Esce oggi la biografia del fenomeno della Juventus, scritta da Fabrizio Gabrielli per 66th and 2nd. Cristiano Ronaldo è una figura abbacinante, che abbraccia e racchiude mondi. È uno dei calciatori più dominanti e significativi della storia del gioco, e soprattutto è il primo – e forse insuperabile – esempio di brand nel calcio.
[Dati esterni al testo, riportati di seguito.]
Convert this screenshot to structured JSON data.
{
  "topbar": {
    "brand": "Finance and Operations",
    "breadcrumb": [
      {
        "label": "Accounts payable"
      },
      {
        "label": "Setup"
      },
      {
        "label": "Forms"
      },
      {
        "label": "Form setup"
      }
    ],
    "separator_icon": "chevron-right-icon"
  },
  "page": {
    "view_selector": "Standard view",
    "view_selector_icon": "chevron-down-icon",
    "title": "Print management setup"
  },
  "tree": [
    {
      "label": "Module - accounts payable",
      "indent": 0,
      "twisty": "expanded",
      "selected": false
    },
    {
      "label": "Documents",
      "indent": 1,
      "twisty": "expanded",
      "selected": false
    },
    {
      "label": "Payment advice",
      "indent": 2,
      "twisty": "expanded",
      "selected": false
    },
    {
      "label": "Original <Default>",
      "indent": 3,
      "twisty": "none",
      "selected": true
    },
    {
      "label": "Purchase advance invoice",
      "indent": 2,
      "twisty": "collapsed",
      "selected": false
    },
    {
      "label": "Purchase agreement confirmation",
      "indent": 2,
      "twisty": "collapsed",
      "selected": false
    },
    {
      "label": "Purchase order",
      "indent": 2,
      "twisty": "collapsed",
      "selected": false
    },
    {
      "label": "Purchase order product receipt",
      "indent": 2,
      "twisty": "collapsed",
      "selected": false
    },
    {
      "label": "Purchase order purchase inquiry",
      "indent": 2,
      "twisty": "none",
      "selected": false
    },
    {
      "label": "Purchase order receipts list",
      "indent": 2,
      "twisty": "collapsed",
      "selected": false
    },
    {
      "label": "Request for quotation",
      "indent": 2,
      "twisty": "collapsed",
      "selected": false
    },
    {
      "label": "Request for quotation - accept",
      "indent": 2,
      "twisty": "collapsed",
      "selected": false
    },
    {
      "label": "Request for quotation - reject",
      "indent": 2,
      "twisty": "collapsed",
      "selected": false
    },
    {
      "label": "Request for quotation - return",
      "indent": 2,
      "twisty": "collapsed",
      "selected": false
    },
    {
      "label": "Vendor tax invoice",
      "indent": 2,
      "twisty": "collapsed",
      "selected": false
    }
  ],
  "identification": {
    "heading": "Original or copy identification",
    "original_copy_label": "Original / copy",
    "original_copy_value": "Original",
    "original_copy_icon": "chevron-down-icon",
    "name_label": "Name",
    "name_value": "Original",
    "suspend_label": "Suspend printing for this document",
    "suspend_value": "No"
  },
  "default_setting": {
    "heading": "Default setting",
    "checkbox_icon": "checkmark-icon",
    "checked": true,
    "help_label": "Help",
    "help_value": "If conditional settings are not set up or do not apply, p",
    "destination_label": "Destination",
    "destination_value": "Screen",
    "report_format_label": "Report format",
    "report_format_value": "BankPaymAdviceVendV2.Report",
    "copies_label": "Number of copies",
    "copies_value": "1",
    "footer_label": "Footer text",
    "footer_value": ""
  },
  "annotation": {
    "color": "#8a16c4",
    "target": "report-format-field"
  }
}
Nella gelida determinazione, nell’ambizione sconfinata, nella feroce etica del lavoro e nella maniacale cura del suo corpo sovrumano scopriamo la cifra del suo impatto sull’immaginario globale, e sul futuro di uno sport che CR7 – più di ogni altro giocatore in attività – ha saputo ridefinire.

Cristiano Ronaldo non è una figura che si presta facilmente al racconto: non è Diego Maradona, non è George Best, non è Éric Cantona; apparentemente ricorda più il protagonista di un beneducato manuale di self-help che di un grande romanzo. È un fuoriclasse che mira dritto al successo e lo raggiunge senza esitazioni e senza contraddizioni. Fabrizio Gabrielli non si ferma però alla superficie del mito: ripercorre la storia e i trionfi di un campione che vive e gioca eternando un ideale apollineo, ma indaga soprattutto l’uomo, in tutta la sua complessità, nella grandezza luminosa e nelle zone d’ombra, che si nascondono sotto il sorriso, gli addominali e i selfie impeccabili dell’atleta divino. Ne esce così fuori, finalmente, un Cristiano meno perfetto, un Cristiano più intimo, empatico e vero.